History of Generic Medications
In 1983, a team of New York legislators tried to save buyers income by altering the prescription forms applied by doctors. Under their proposition, sick people in New York would get a generic medication from chemists unless the health care professional administered a brand-name drug and penned "administer as written" on the type. A prescription medicine commercialized under its generic brand can price half the price of the equal medication traded under a brand name—the brand given it by the corporation that held the original patent of invention.
3 of America's most prominent pharmaceutical companies —American Home goods, mailed key New York legislators a "Memorandum in Confrontation." It sported aerial pics of two fresh "major pharmaceutical producers" acted against a first floor photo of "a New York City generic producer." The latter centered on a garbage-strewn building site. "We'd apprize your counterpointing their facilities," the memo stated, "and issue whether you believe they can uniformly generate identical medication products."
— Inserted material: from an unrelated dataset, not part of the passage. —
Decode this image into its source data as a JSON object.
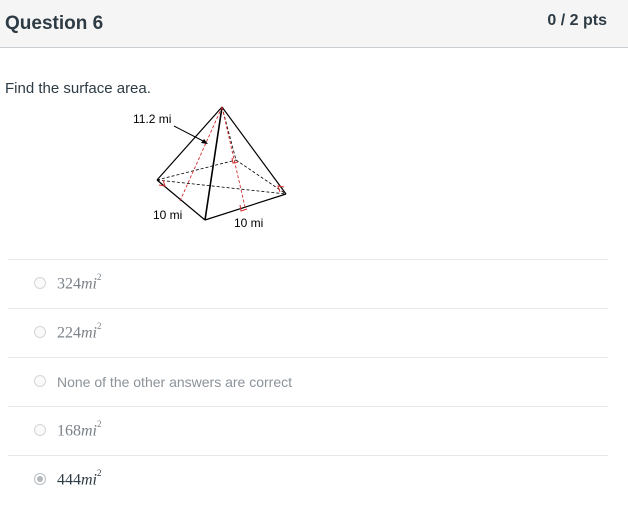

That was the opening salvo in yet additional round of a long war engaged by the manufacturers of brand-name medications against the generic medication firms that finish with them. The brand-name corporations dominate a prescription medicine market worth $25 billion a yr as of 1987. They shelling legislators, doctors, chemists, and buyers with an unrelenting message: Generic medications are low in quality and could hurt you. Few distortions in the account of commercial message propaganda have cost buyers more money than that one.
3 of America's most prominent pharmaceutical companies —American Home goods, mailed key New York legislators a "Memorandum in Confrontation." It sported aerial pics of two fresh "major pharmaceutical producers" acted against a first floor photo of "a New York City generic producer." The latter centered on a garbage-strewn building site. "We'd apprize your counterpointing their facilities," the memo stated, "and issue whether you believe they can uniformly generate identical medication products."
That was the opening salvo in yet additional round of a long war engaged by the manufacturers of brand-name medications against the generic medication firms that finish with them. The brand-name corporations dominate a prescription medicine market worth $25 billion a yr as of 1987. They shelling legislators, doctors, chemists, and buyers with an unrelenting message: Generic medications are low in quality and could hurt you. Few distortions in the account of commercial message propaganda have cost buyers more money than that one.